Aber das reicht nicht. Das Phantombild passt nicht ganz zu Poehlke. Außerdem wird sein Alibi nicht sorgfältig überprüft. Gefundene Blutspuren könnten ihn überführen, aber Poehlke entzieht sich einer Entnahme. Auch seine Schusswaffe ist noch nicht ausgewertet. Gerd Bornschein, der erst im Oktober die Soko-Leitung übernimmt, erklärt Jahre später im Stimme-Interview, dass das Team versäumt habe, diese Spur zu priorisieren. Innerhalb eines Tages hätte demnach ein Ergebnis vorliegen können.
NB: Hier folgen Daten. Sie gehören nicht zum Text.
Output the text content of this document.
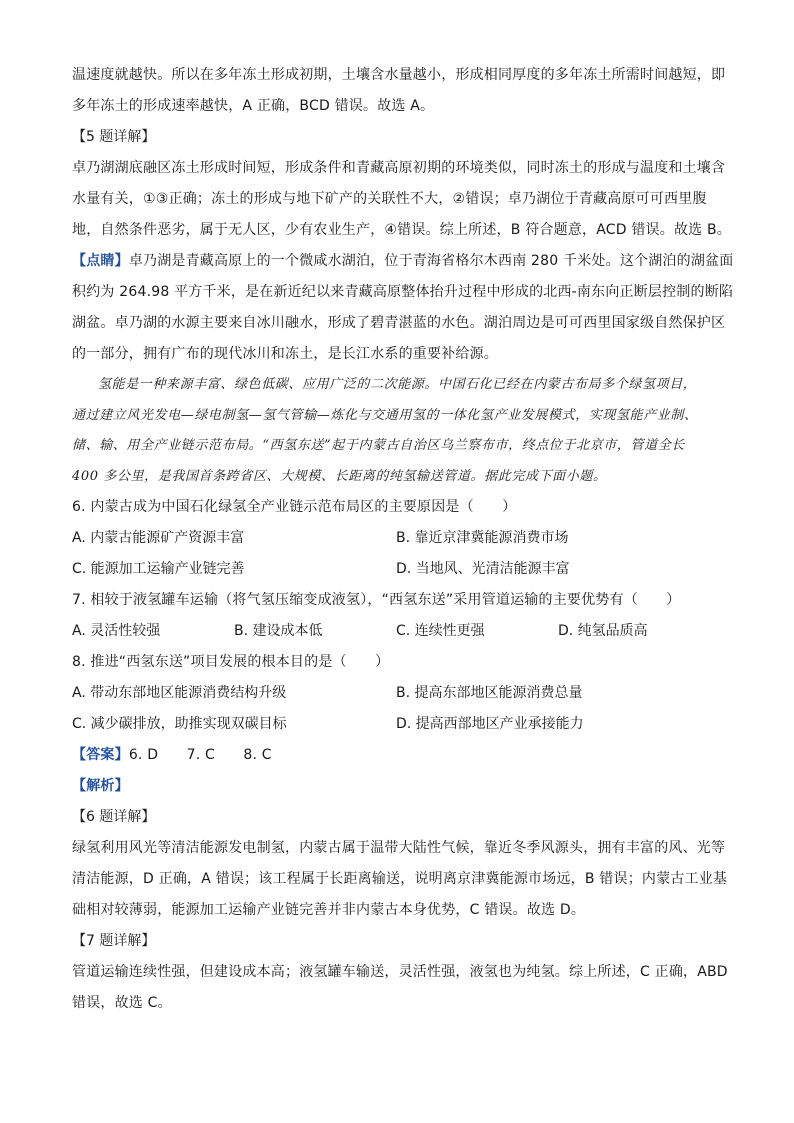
温速度就越快。所以在多年冻土形成初期，土壤含水量越小，形成相同厚度的多年冻土所需时间越短，即
多年冻土的形成速率越快，A 正确，BCD 错误。故选 A。
【5 题详解】
卓乃湖湖底融区冻土形成时间短，形成条件和青藏高原初期的环境类似，同时冻土的形成与温度和土壤含
水量有关，①③正确；冻土的形成与地下矿产的关联性不大，②错误；卓乃湖位于青藏高原可可西里腹
地，自然条件恶劣，属于无人区，少有农业生产，④错误。综上所述，B 符合题意，ACD 错误。故选 B。
【点睛】卓乃湖是青藏高原上的一个微咸水湖泊，位于青海省格尔木西南 280 千米处。这个湖泊的湖盆面
积约为 264.98 平方千米，是在新近纪以来青藏高原整体抬升过程中形成的北西-南东向正断层控制的断陷
湖盆。卓乃湖的水源主要来自冰川融水，形成了碧青湛蓝的水色。湖泊周边是可可西里国家级自然保护区
的一部分，拥有广布的现代冰川和冻土，是长江水系的重要补给源。
氢能是一种来源丰富、绿色低碳、应用广泛的二次能源。中国石化已经在内蒙古布局多个绿氢项目，
通过建立风光发电—绿电制氢—氢气管输—炼化与交通用氢的一体化氢产业发展模式，实现氢能产业制、
储、输、用全产业链示范布局。“西氢东送”起于内蒙古自治区乌兰察布市，终点位于北京市，管道全长
400 多公里，是我国首条跨省区、大规模、长距离的纯氢输送管道。据此完成下面小题。
6. 内蒙古成为中国石化绿氢全产业链示范布局区的主要原因是（　　）
A. 内蒙古能源矿产资源丰富	B. 靠近京津冀能源消费市场
C. 能源加工运输产业链完善	D. 当地风、光清洁能源丰富
7. 相较于液氢罐车运输（将气氢压缩变成液氢），“西氢东送”采用管道运输的主要优势有（　　）
A. 灵活性较强	B. 建设成本低	C. 连续性更强	D. 纯氢品质高
8. 推进“西氢东送”项目发展的根本目的是（　　）
A. 带动东部地区能源消费结构升级	B. 提高东部地区能源消费总量
C. 减少碳排放，助推实现双碳目标	D. 提高西部地区产业承接能力
【答案】6. D　　7. C　　8. C
【解析】
【6 题详解】
绿氢利用风光等清洁能源发电制氢，内蒙古属于温带大陆性气候，靠近冬季风源头，拥有丰富的风、光等
清洁能源，D 正确，A 错误；该工程属于长距离输送，说明离京津冀能源市场远，B 错误；内蒙古工业基
础相对较薄弱，能源加工运输产业链完善并非内蒙古本身优势，C 错误。故选 D。
【7 题详解】
管道运输连续性强，但建设成本高；液氢罐车输送，灵活性强，液氢也为纯氢。综上所述，C 正确，ABD
错误，故选 C。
Doch die Erkenntnis kommt zu spät. Poehlke tötet seine Frau und einen seiner Söhne und macht sich mit dem anderen auf nach Italien. Dort tötet er erst den Jungen und anschließend sich selbst mit seiner Dienstwaffe. „Wenn diese Fehleinschätzung nicht passiert wäre, könnten tatsächlich vier Menschen noch leben“, urteilt Bornschein.

Motiv des Hammermörders: Tötete er aus Geldnot?

Warum beging Poehlke diese Verbrechen? Eine Dokumentation des SWR versucht 2001, Antworten zu finden. Ein Grund: Schulden von 300.000 Mark durch den Hausbau in Backnang-Strümpfelbach. Laut den Ermittlungen soll die Familie monatlich nur 250 Mark zur Verfügung gehabt haben. Den sozialen Status habe Poehlke nicht aufgeben wollen, so die Doku.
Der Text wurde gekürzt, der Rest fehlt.